I don't understand why people need others to do things the same way as them - I am more than happy to sing the praises of slings whenever someone moans about the difficulties of getting around with a pram, but I don't care if someone doesn't take the advice - it doesn't affect me. Is it about validation? The more people who do a particular thing, the more sure someone is that it is right? I suppose that might work the other way as well - everyone who does things differently to someone else lends weight to any doubts that someone else may have that they are doing things right.
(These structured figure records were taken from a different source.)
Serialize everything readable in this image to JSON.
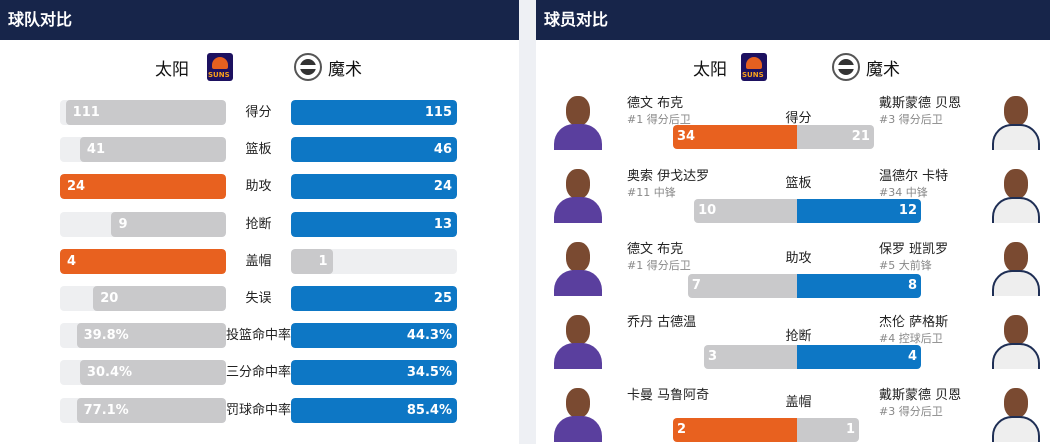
{
  "team_panel": {
    "title": "球队对比",
    "home_team": "太阳",
    "away_team": "魔术",
    "home_logo_icon": "suns-logo-icon",
    "away_logo_icon": "magic-logo-icon",
    "colors": {
      "home_leader": "#e8611f",
      "away_leader": "#0d77c5",
      "trailer": "#c9c9cb",
      "track": "#eeeff1",
      "header": "#17254a"
    },
    "stats": [
      {
        "label": "得分",
        "home": "111",
        "away": "115",
        "home_frac": 0.966,
        "away_frac": 1.0,
        "leader": "away"
      },
      {
        "label": "篮板",
        "home": "41",
        "away": "46",
        "home_frac": 0.88,
        "away_frac": 1.0,
        "leader": "away"
      },
      {
        "label": "助攻",
        "home": "24",
        "away": "24",
        "home_frac": 1.0,
        "away_frac": 1.0,
        "leader": "both"
      },
      {
        "label": "抢断",
        "home": "9",
        "away": "13",
        "home_frac": 0.69,
        "away_frac": 1.0,
        "leader": "away"
      },
      {
        "label": "盖帽",
        "home": "4",
        "away": "1",
        "home_frac": 1.0,
        "away_frac": 0.25,
        "leader": "home"
      },
      {
        "label": "失误",
        "home": "20",
        "away": "25",
        "home_frac": 0.8,
        "away_frac": 1.0,
        "leader": "away"
      },
      {
        "label": "投篮命中率",
        "home": "39.8%",
        "away": "44.3%",
        "home_frac": 0.9,
        "away_frac": 1.0,
        "leader": "away"
      },
      {
        "label": "三分命中率",
        "home": "30.4%",
        "away": "34.5%",
        "home_frac": 0.88,
        "away_frac": 1.0,
        "leader": "away"
      },
      {
        "label": "罚球命中率",
        "home": "77.1%",
        "away": "85.4%",
        "home_frac": 0.9,
        "away_frac": 1.0,
        "leader": "away"
      }
    ]
  },
  "player_panel": {
    "title": "球员对比",
    "home_team": "太阳",
    "away_team": "魔术",
    "rows": [
      {
        "stat": "得分",
        "home_name": "德文 布克",
        "home_pos": "#1 得分后卫",
        "away_name": "戴斯蒙德 贝恩",
        "away_pos": "#3 得分后卫",
        "home_val": "34",
        "away_val": "21",
        "home_frac": 1.0,
        "away_frac": 0.62,
        "leader": "home"
      },
      {
        "stat": "篮板",
        "home_name": "奥索 伊戈达罗",
        "home_pos": "#11 中锋",
        "away_name": "温德尔 卡特",
        "away_pos": "#34 中锋",
        "home_val": "10",
        "away_val": "12",
        "home_frac": 0.83,
        "away_frac": 1.0,
        "leader": "away"
      },
      {
        "stat": "助攻",
        "home_name": "德文 布克",
        "home_pos": "#1 得分后卫",
        "away_name": "保罗 班凯罗",
        "away_pos": "#5 大前锋",
        "home_val": "7",
        "away_val": "8",
        "home_frac": 0.88,
        "away_frac": 1.0,
        "leader": "away"
      },
      {
        "stat": "抢断",
        "home_name": "乔丹 古德温",
        "home_pos": "",
        "away_name": "杰伦 萨格斯",
        "away_pos": "#4 控球后卫",
        "home_val": "3",
        "away_val": "4",
        "home_frac": 0.75,
        "away_frac": 1.0,
        "leader": "away"
      },
      {
        "stat": "盖帽",
        "home_name": "卡曼 马鲁阿奇",
        "home_pos": "",
        "away_name": "戴斯蒙德 贝恩",
        "away_pos": "#3 得分后卫",
        "home_val": "2",
        "away_val": "1",
        "home_frac": 1.0,
        "away_frac": 0.5,
        "leader": "home"
      }
    ]
  }
}
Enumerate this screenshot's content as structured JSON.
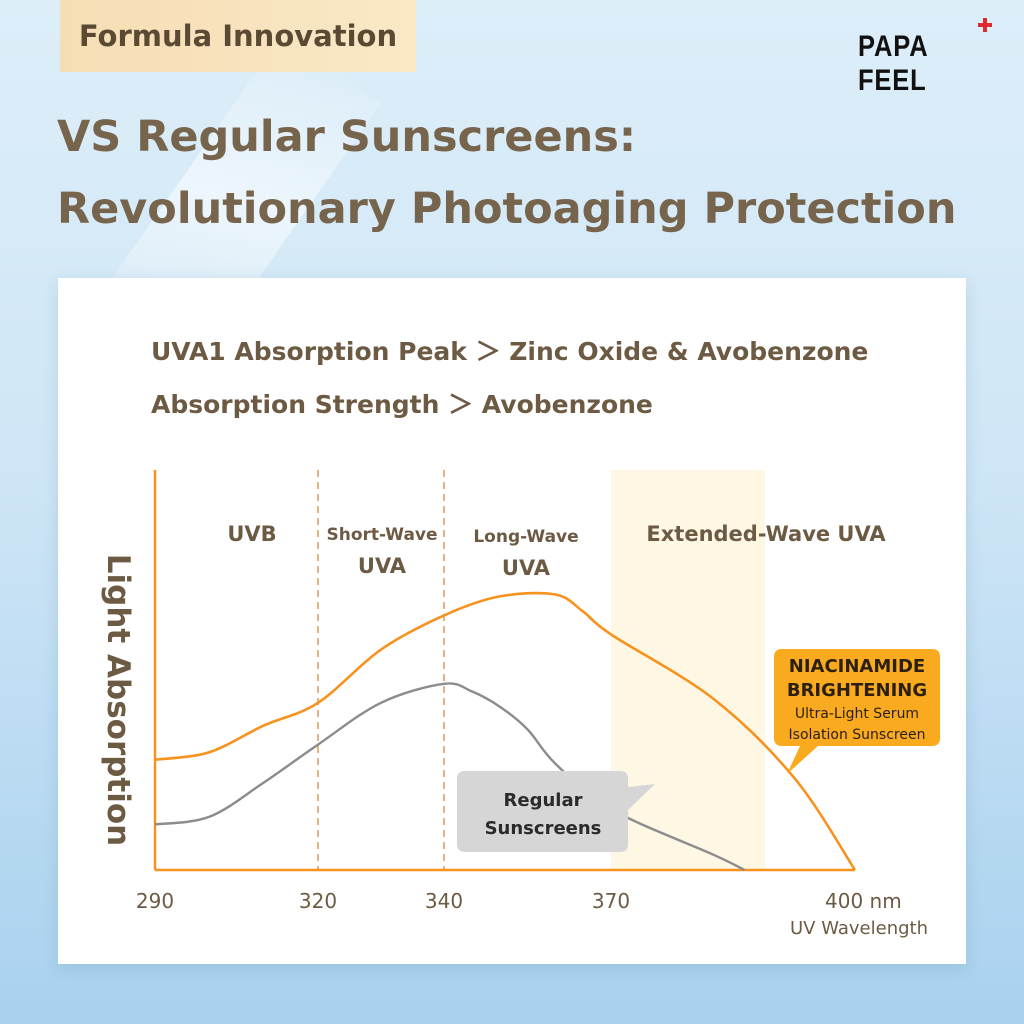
{
  "tag": "Formula Innovation",
  "brand": "PAPA FEEL",
  "headline": {
    "line1": "VS Regular Sunscreens:",
    "line2": "Revolutionary Photoaging Protection"
  },
  "subtitles": [
    "UVA1 Absorption Peak ＞ Zinc Oxide & Avobenzone",
    "Absorption Strength ＞ Avobenzone"
  ],
  "colors": {
    "orange": "#f7921e",
    "gray": "#8c8c8c",
    "brown": "#76644c",
    "highlight": "#fdf7e4",
    "callout_orange": "#faaa1e",
    "callout_gray": "#d6d6d6"
  },
  "chart_data": {
    "type": "line",
    "ylabel": "Light Absorption",
    "xlabel": "UV Wavelength",
    "x_unit": "nm",
    "x_ticks": [
      {
        "value": 290,
        "label": "290"
      },
      {
        "value": 320,
        "label": "320"
      },
      {
        "value": 340,
        "label": "340"
      },
      {
        "value": 370,
        "label": "370"
      },
      {
        "value": 400,
        "label": "400 nm"
      }
    ],
    "xlim": [
      290,
      400
    ],
    "ylim": [
      0,
      1
    ],
    "regions": [
      {
        "label": "UVB",
        "lines": [
          "UVB"
        ]
      },
      {
        "label": "Short-Wave UVA",
        "lines": [
          "Short-Wave",
          "UVA"
        ]
      },
      {
        "label": "Long-Wave UVA",
        "lines": [
          "Long-Wave",
          "UVA"
        ]
      },
      {
        "label": "Extended-Wave UVA",
        "lines": [
          "Extended-Wave UVA"
        ]
      }
    ],
    "region_dividers": [
      320,
      340
    ],
    "highlight_range": [
      370,
      385
    ],
    "series": [
      {
        "name": "NIACINAMIDE BRIGHTENING Ultra-Light Serum Isolation Sunscreen",
        "color": "#f7921e",
        "points": [
          [
            290,
            0.29
          ],
          [
            300,
            0.31
          ],
          [
            310,
            0.38
          ],
          [
            320,
            0.44
          ],
          [
            330,
            0.58
          ],
          [
            340,
            0.67
          ],
          [
            350,
            0.72
          ],
          [
            360,
            0.725
          ],
          [
            365,
            0.68
          ],
          [
            370,
            0.62
          ],
          [
            380,
            0.45
          ],
          [
            390,
            0.24
          ],
          [
            400,
            0.0
          ]
        ]
      },
      {
        "name": "Regular Sunscreens",
        "color": "#8c8c8c",
        "points": [
          [
            290,
            0.12
          ],
          [
            300,
            0.14
          ],
          [
            310,
            0.23
          ],
          [
            320,
            0.33
          ],
          [
            330,
            0.44
          ],
          [
            340,
            0.49
          ],
          [
            345,
            0.47
          ],
          [
            350,
            0.43
          ],
          [
            355,
            0.37
          ],
          [
            360,
            0.28
          ],
          [
            370,
            0.16
          ],
          [
            380,
            0.04
          ],
          [
            383,
            0.0
          ]
        ]
      }
    ],
    "callouts": {
      "orange": [
        "NIACINAMIDE",
        "BRIGHTENING",
        "Ultra-Light Serum",
        "Isolation Sunscreen"
      ],
      "gray": [
        "Regular",
        "Sunscreens"
      ]
    }
  }
}
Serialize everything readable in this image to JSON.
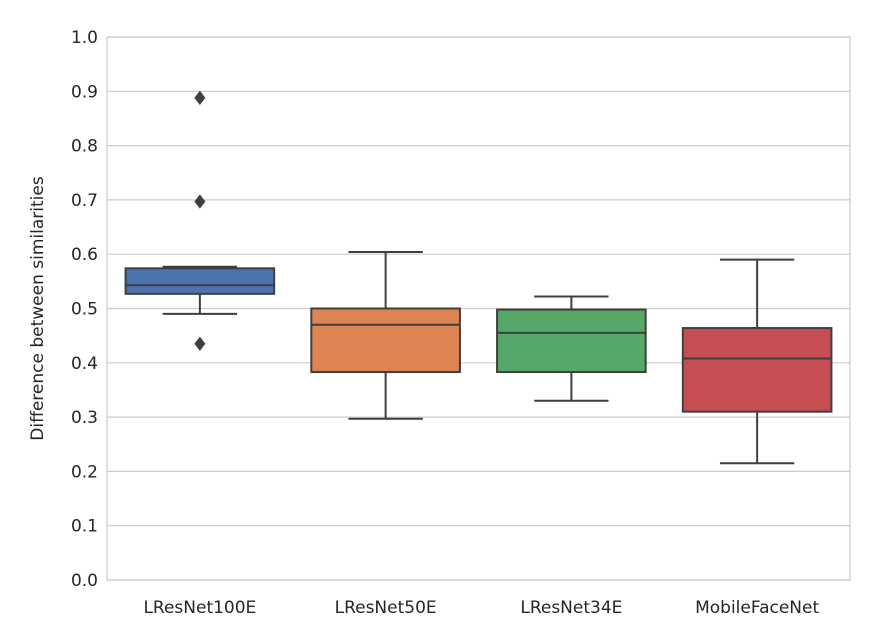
{
  "chart_data": {
    "type": "box",
    "xlabel": "",
    "ylabel": "Difference between similarities",
    "ylim": [
      0.0,
      1.0
    ],
    "yticks": [
      "0.0",
      "0.1",
      "0.2",
      "0.3",
      "0.4",
      "0.5",
      "0.6",
      "0.7",
      "0.8",
      "0.9",
      "1.0"
    ],
    "grid": "horizontal",
    "categories": [
      "LResNet100E",
      "LResNet50E",
      "LResNet34E",
      "MobileFaceNet"
    ],
    "boxes": [
      {
        "category": "LResNet100E",
        "whisker_low": 0.49,
        "q1": 0.527,
        "median": 0.543,
        "q3": 0.574,
        "whisker_high": 0.577,
        "outliers": [
          0.888,
          0.697,
          0.435
        ],
        "color": "#4c72b0"
      },
      {
        "category": "LResNet50E",
        "whisker_low": 0.297,
        "q1": 0.383,
        "median": 0.47,
        "q3": 0.5,
        "whisker_high": 0.604,
        "outliers": [],
        "color": "#dd8452"
      },
      {
        "category": "LResNet34E",
        "whisker_low": 0.33,
        "q1": 0.383,
        "median": 0.455,
        "q3": 0.498,
        "whisker_high": 0.522,
        "outliers": [],
        "color": "#55a868"
      },
      {
        "category": "MobileFaceNet",
        "whisker_low": 0.215,
        "q1": 0.31,
        "median": 0.408,
        "q3": 0.464,
        "whisker_high": 0.59,
        "outliers": [],
        "color": "#c44e52"
      }
    ]
  }
}
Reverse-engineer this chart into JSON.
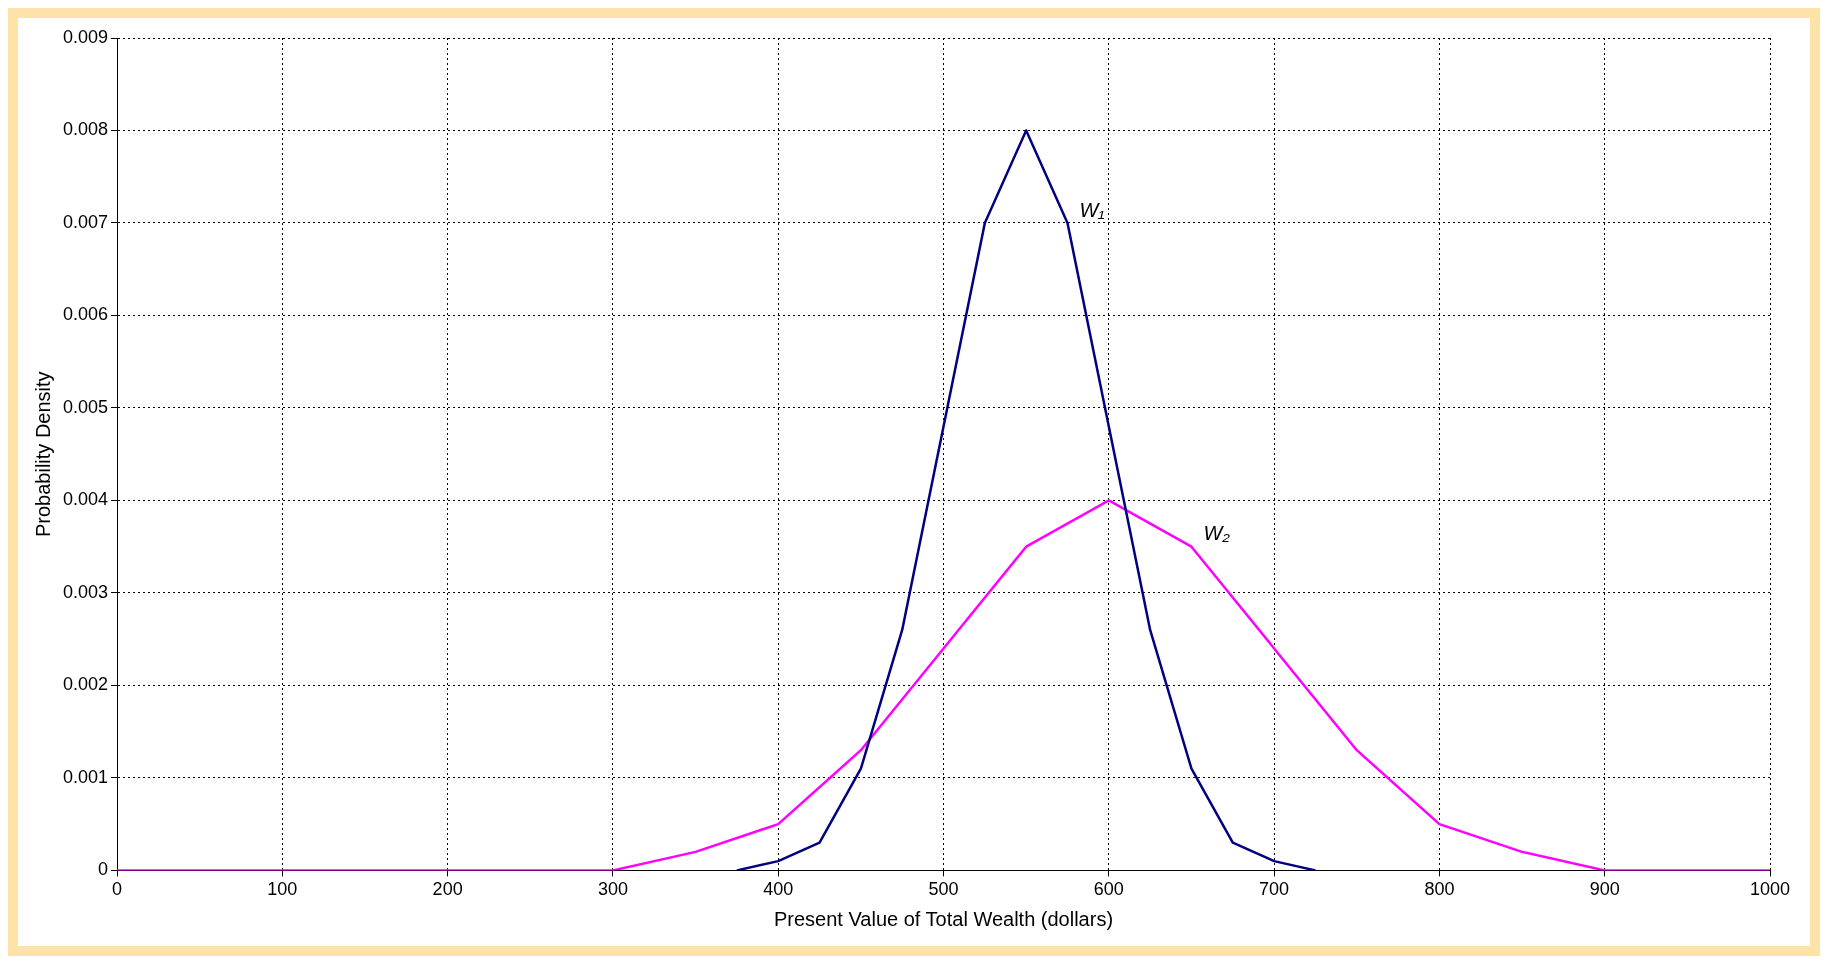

I would just get on with what works for you and ignore those who want to convert you to their way of thinking. But if you really aren't into slings/cloth nappies/co-sleeping etc then really, Natural Mamas is not the forum for you - that is what it is all about and you will be going some to find anyone on there that doesn't subscribe to at least some of the attachment parenting type theories. I use Natural Mamas as it has some aspects that I like, but I do find it a bit extreme sometimes. There are a few other forums, or sub-sections of larger forums, that have a very similar ethos to Natural Mamas - those probably aren't going to be what you want either.

It is fairly rare to find evangelical attachment parenting zealots on MN or on some of the other more mainstream forums - probably better to stick to those and avoid the natural parenting type ones that annoy you.

NinkyNonker · 10/10/2011 15:29

She does have the odd feed at other times if feeling poorly or over tired bless her, she has an awful cough at the mo so I suspect the next few nights may not be much fun!